Major Kyndra Rotunda, executive director of the Military Law and Policy Institute and AMVETS Legal Clinic, told The Daily Caller that while the women are not being ordered to wear the head scarf, encouragement is tantamount to a demand.

“They say they are encouraging women to wear the headscarf when they are out and about and on patrol. But the problem is — and I think anyone who has been in the military understands that being encouraged to do something is about the same thing as being ordered — it really puts them in an uncomfortable position when their commander says, ‘We really want you to do this, technically you don’t have to, but we really want you to do this,’” she said. [...]

Retired Col. Martha McSally, whose grievance about being forced to wear the Muslim abaya while stationed in Saudi Arabia in the 1990s resulted in 2002 legislation outlawing the practice of making female soldiers wear Muslim religious garb in Saudi Arabia, told The Daily Caller that the sanctity of the uniform should not be sullied with outside accessories like the hijab.

“Another thing that makes this inappropriate is that they are wearing it with their uniform,” she said. “All the services have several-hundred-page regulations about what is appropriate and is not appropriate to wear with the uniform, and we have very strict guidelines … You are representing the United States government. You are wearing the U.S. military uniform, and it confuses what you are representing when you add this to the uniform.”

In mid-February one of the sponsors of the 2002 legislation that outlawed the practice of making female soldiers in Saudi Arabia wear the abaya, Rhode Island Democratic Rep. James Langevin, wrote a letter to Defense Secretary Robert Gates requesting more information about soldiers in headscarves.

“I understand the mission in Afghanistan is drastically different than the situation our female troops faced in the Kingdom of Saudi Arabia 10 years ago,” Langevin wrote. “However I am interested to know the precise policies or operating instructions that are currently being employed with regard to the garments worn by female service members in Afghanistan and other Muslim nations.”

Langevin continues to wait for a response.

Female service members are not the only ones concerned. Retired Navy SEAL Scott Taylor told TheDC that he has been troubled by reports of women wearing the headscarves with their uniforms.

“I am completely oppose appeasement to a culture rather than respecting it,” Taylor wrote in an email. “My personal Middle Eastern experience in a very conservative country has taught me that Muslims can feel respected without submitting to an impersonation of their culture. There is little or nothing gained by an American woman in a Hijab, in what is deemed by some as cultural sensitivity. Women in Female Engagement Teams can successfully complete their stated mission without utilization of the Hijab. Encouraging (which coming from leaders is basically an order within the military) this approach is against what the American soldier in uniform stands for. Soldiers operating covertly are a different story.”

Colonel Martha McSally is hopeful that the experience she had in Saudi Arabia being forced to wear the abaya will not be repeated in Afghanistan with the hijab.

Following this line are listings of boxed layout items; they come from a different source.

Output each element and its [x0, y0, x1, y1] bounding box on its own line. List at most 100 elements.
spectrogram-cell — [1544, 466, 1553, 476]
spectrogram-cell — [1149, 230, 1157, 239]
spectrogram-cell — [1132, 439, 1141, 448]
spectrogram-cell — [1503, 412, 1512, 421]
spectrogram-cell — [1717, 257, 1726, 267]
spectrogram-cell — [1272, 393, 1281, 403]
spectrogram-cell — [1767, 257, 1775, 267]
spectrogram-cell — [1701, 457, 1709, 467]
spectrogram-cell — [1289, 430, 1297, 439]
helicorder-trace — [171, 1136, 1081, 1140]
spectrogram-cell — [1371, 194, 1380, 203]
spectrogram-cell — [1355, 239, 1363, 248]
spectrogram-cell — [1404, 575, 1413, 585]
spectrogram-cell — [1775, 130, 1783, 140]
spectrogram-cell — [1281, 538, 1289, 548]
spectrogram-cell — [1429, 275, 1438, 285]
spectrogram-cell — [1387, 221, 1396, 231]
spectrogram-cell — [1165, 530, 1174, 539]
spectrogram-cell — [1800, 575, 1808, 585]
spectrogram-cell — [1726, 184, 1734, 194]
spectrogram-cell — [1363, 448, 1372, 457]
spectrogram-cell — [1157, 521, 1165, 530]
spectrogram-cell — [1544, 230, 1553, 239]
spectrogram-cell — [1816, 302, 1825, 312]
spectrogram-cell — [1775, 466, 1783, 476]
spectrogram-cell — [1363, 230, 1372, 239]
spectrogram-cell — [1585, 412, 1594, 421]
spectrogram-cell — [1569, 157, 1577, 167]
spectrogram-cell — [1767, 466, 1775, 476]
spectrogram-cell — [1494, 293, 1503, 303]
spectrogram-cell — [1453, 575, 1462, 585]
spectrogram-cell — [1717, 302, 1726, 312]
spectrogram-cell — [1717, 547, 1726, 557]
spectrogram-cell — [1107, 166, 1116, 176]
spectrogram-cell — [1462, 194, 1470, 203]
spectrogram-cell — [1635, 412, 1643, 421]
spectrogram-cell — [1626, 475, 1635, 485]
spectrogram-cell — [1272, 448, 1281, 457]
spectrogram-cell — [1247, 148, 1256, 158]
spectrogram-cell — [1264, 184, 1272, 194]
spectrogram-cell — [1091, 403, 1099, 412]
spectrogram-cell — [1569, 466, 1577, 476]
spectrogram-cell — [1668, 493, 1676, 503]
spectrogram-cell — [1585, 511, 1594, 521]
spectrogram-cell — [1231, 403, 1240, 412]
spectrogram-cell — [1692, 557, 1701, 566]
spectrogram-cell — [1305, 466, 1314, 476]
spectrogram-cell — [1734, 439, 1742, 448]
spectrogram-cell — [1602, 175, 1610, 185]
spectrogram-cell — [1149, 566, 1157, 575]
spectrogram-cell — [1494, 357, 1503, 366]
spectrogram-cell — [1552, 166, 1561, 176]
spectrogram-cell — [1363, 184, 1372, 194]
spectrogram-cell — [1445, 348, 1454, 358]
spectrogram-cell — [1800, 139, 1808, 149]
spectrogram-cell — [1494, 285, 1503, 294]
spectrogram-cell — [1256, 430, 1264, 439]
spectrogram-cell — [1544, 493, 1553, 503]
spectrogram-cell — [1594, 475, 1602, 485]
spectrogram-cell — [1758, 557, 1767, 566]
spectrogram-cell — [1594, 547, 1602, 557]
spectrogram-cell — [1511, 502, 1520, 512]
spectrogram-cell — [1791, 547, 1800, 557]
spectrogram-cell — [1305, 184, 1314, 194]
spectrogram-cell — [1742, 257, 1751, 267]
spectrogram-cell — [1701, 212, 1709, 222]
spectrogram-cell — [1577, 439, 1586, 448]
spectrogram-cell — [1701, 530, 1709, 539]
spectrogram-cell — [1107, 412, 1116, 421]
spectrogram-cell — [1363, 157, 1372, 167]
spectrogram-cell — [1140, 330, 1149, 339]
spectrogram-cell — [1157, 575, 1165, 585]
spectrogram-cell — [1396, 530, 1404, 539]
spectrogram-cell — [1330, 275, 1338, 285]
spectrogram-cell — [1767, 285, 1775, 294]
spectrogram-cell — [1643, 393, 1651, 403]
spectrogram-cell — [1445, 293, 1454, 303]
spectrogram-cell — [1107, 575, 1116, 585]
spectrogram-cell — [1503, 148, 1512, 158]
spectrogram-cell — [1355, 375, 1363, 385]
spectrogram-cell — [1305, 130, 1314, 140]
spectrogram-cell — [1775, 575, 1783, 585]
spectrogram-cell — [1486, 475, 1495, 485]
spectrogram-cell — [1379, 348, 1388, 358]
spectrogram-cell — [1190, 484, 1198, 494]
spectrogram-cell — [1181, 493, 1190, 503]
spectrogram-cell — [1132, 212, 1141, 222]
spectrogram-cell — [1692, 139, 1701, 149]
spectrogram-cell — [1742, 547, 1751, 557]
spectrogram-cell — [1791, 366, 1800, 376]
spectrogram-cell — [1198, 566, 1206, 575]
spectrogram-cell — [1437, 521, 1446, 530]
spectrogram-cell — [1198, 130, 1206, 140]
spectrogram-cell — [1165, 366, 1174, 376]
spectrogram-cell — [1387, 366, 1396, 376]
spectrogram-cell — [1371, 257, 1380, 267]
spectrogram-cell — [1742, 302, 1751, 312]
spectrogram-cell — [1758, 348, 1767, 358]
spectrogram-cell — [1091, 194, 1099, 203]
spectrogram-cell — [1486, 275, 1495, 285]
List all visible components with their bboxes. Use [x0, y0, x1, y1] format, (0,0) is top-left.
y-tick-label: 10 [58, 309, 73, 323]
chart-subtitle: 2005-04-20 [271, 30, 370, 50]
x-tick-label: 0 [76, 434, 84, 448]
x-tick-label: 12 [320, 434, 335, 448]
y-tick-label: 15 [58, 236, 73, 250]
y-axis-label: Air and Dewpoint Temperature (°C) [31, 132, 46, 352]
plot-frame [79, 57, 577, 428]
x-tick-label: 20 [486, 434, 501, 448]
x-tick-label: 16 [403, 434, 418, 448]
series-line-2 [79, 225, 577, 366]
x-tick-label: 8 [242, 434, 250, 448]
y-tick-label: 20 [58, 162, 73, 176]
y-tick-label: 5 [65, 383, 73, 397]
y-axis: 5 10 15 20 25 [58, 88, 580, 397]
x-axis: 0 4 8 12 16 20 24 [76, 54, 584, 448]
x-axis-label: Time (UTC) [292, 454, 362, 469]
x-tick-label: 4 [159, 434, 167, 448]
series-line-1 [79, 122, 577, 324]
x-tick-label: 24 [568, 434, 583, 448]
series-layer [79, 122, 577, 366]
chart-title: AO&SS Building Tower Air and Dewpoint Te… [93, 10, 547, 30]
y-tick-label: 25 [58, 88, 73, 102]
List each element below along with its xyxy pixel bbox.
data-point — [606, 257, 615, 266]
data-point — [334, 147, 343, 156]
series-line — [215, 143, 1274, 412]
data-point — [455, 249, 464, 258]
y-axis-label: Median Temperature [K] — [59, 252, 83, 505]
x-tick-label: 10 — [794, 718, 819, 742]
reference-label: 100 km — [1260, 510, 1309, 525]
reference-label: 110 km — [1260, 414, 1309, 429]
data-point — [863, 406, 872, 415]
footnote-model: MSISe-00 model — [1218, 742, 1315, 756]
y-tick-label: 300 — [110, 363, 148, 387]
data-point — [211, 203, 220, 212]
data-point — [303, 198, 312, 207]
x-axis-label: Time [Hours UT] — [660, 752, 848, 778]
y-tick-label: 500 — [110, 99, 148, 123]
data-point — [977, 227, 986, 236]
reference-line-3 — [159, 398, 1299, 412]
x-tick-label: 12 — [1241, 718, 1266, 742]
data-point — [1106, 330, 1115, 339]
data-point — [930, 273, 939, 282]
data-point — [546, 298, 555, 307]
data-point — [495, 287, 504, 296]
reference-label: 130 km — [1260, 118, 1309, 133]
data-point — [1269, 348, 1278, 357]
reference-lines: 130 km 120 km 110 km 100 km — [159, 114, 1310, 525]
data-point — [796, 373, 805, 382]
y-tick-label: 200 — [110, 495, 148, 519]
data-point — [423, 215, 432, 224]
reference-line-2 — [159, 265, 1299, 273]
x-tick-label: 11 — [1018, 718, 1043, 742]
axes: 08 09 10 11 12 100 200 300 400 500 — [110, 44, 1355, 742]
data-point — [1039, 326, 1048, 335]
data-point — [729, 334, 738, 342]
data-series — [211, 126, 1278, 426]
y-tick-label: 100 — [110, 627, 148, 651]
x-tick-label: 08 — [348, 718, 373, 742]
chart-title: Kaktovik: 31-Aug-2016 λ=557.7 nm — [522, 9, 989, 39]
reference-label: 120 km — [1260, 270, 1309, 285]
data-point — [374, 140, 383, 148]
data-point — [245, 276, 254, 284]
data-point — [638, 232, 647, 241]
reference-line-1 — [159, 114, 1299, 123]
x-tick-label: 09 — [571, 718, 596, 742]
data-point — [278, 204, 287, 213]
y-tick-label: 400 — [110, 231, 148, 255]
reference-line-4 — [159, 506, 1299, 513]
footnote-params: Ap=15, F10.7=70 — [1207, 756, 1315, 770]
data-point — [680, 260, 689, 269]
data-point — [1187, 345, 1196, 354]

“I am a civilian now, I retired from the Air Force, these things will not apply to me, so there is no personal connection in that sense. But as an American and someone who went through this with the abaya … I feel on principle, for the same reason the abaya was wrong, this is wrong,” she said. “It is important to be sensitive to the local culture in any mission, and understand the culture but this is not about shaking with your left hand or showing the bottom of your feet … this symbolizes that women have a lower status than men.”

Major Rotunda is hopeful that Congress will get involved to ensure that female soldiers are no longer pressured to comply.

“It is clearly within Congress’s realm to pass another provision like what they passed in 2002,” she said. “If the military on its own doesn’t stop this nonsense.”
All women serving in the army should be concerned about this, and steps must be taken to ensure that the senior officers do not even ask the female members to wear such a degrading piece of cloth. I'd say this is another serious case that demands serious attention.